The measure, signed into law last Friday, would require police to check the immigration status of any individuals they reasonably suspect are illegal immigrants and arrest them if they can't prove legal status.
Bush said he understood the anger that prompted the bill, but that immigration should remain a federal issue.
"I don't think this is the proper approach," he said.[…]
Jeb mirrors Rubio a tiny bit, in regards to the pressure the law puts on the law enforcement. However, Jeb is being a little disingenuous when he makes the law sound like police will just pull people over they suspect of being illegal. Section 2B of the law makes clear that the police must first have lawful contact with the individual (e.g. you get caught speeding or the police come to your house because of a disturbance), then if they have reasonable suspicion can they ask about your immigration status. Jeb, like his brother George, is an amnesty guy.

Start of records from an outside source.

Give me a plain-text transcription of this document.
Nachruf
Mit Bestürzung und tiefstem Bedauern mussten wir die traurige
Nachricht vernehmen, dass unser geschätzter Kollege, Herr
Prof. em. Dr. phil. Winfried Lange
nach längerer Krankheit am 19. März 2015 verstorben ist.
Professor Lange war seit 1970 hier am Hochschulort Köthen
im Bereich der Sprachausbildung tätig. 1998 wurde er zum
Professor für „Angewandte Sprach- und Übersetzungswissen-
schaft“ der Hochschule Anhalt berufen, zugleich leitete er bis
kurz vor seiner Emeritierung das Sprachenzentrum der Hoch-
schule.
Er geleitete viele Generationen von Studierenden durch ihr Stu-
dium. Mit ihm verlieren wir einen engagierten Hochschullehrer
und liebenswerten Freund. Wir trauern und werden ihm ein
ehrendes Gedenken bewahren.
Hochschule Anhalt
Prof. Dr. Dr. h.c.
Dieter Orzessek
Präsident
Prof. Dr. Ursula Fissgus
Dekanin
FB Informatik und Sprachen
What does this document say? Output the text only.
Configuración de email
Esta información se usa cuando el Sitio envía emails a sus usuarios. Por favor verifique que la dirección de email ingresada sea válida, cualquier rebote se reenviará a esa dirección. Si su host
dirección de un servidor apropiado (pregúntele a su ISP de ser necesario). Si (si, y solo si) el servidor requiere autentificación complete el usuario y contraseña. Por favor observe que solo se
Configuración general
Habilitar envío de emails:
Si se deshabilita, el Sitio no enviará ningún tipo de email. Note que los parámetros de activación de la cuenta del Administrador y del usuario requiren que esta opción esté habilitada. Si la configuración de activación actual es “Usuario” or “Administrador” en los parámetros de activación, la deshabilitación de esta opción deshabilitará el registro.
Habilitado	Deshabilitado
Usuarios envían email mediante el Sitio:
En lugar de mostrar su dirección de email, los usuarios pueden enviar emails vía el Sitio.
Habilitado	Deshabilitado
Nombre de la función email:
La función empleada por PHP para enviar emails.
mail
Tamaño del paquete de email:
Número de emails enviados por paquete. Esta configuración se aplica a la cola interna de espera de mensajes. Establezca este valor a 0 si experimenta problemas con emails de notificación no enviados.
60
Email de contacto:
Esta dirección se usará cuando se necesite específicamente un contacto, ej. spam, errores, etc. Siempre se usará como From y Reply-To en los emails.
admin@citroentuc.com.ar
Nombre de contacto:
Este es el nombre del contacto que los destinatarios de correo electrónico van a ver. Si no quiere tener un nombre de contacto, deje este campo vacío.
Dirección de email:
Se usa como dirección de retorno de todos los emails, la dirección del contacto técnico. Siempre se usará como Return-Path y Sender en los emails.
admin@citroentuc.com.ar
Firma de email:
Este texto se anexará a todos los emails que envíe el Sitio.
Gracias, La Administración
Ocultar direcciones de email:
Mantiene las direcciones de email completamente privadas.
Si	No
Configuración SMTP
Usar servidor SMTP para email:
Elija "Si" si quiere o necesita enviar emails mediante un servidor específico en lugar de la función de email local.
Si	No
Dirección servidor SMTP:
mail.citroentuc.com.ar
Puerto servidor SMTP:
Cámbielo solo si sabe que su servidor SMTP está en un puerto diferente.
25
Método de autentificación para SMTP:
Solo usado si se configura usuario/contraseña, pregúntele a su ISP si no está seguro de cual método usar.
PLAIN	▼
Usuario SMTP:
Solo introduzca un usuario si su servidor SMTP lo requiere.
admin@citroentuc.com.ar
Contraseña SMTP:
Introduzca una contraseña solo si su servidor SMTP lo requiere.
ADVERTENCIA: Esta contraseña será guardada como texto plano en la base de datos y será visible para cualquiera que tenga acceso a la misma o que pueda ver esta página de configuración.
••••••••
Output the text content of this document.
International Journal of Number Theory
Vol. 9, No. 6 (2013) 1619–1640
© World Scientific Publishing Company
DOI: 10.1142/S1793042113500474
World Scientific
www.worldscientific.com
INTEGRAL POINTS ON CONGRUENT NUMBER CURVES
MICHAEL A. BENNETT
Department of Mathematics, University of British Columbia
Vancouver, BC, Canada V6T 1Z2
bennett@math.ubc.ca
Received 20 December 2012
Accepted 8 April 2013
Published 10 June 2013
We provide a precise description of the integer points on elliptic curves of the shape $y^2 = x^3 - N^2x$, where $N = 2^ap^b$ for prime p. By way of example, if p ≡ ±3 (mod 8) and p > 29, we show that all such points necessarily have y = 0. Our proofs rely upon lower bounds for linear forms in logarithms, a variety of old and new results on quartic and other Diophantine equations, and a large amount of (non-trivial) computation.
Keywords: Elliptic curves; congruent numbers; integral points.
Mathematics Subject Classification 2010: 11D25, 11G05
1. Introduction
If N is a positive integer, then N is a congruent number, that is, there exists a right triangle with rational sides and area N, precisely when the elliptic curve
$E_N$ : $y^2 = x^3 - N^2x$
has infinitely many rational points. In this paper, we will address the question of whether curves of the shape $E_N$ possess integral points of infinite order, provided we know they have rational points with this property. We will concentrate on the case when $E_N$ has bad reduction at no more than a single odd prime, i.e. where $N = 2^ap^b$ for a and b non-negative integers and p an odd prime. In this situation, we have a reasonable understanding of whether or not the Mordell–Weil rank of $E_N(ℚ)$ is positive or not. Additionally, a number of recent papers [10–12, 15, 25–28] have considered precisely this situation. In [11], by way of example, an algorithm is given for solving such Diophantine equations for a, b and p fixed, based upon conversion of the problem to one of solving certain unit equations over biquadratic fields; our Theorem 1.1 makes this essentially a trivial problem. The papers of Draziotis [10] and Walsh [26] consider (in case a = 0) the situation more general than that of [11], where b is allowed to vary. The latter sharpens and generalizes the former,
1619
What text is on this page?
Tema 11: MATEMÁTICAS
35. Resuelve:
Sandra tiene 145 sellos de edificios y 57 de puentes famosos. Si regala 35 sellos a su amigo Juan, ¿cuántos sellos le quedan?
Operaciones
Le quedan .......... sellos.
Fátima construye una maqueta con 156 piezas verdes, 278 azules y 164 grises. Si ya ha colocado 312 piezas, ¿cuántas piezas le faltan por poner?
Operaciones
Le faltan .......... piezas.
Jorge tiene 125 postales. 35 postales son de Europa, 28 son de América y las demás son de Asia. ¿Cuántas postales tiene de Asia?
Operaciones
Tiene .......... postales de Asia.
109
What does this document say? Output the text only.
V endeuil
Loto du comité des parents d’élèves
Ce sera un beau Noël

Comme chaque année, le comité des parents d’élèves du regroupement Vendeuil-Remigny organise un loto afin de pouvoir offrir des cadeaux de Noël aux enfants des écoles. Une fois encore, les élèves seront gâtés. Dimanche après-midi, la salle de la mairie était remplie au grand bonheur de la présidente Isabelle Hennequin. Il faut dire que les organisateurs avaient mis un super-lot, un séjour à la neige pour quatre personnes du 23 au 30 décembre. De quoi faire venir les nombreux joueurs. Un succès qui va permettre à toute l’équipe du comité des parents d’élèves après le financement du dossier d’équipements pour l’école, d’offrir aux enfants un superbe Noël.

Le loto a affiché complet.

Orlando Sentinel: Rove, speaking to a crowd of about 500 at the mammoth senior community as part of a national book tour, said that while the law is understandable, it does present difficulties. The law has become the nation’s toughest anti-immigration measure.
“I think there is going to be some constitutional problems with the bill,” he said to the standing-room-only crowd at the Colony Cottage Recreation Center. “I wished they hadn’t passed it, in a way.”
Still, Rove, who was promoting his book Courage and Consequence: My Life as a Conservative in the Fight, objected to comments by critics including President Barack Obama that the law will lead to problems such as racial profiling by police.
“These are modern police forces that respect the rights of people in their communities,” Rove said. “They’re going to do it on the basis of reasonable suspicion that these people are here illegally, like they’re driving a car with a Mexican license plate or they can’t speak English or they don’t have a drivers license.”
However, Rove said there may be other ways to tackle the issue.
“At the end of the day … I think there are better tools,” he said. “But I understand where it’s coming from.”
Rove too claims the law is unconstitutional, but also does not say how. I am not sure how it is unconstitutional since the reasonable suspicion part doesn’t kick in until after the police have lawful contact with a person.
The objections raised by the four of these men can all be tied to political reasons. In Rubio’s case it is because he is running in a state with a huge Latino population. In the cases of Graham, Bush and Rove, they are all thinking like Democrats, that amnesty will buy Hispanic votes for their party.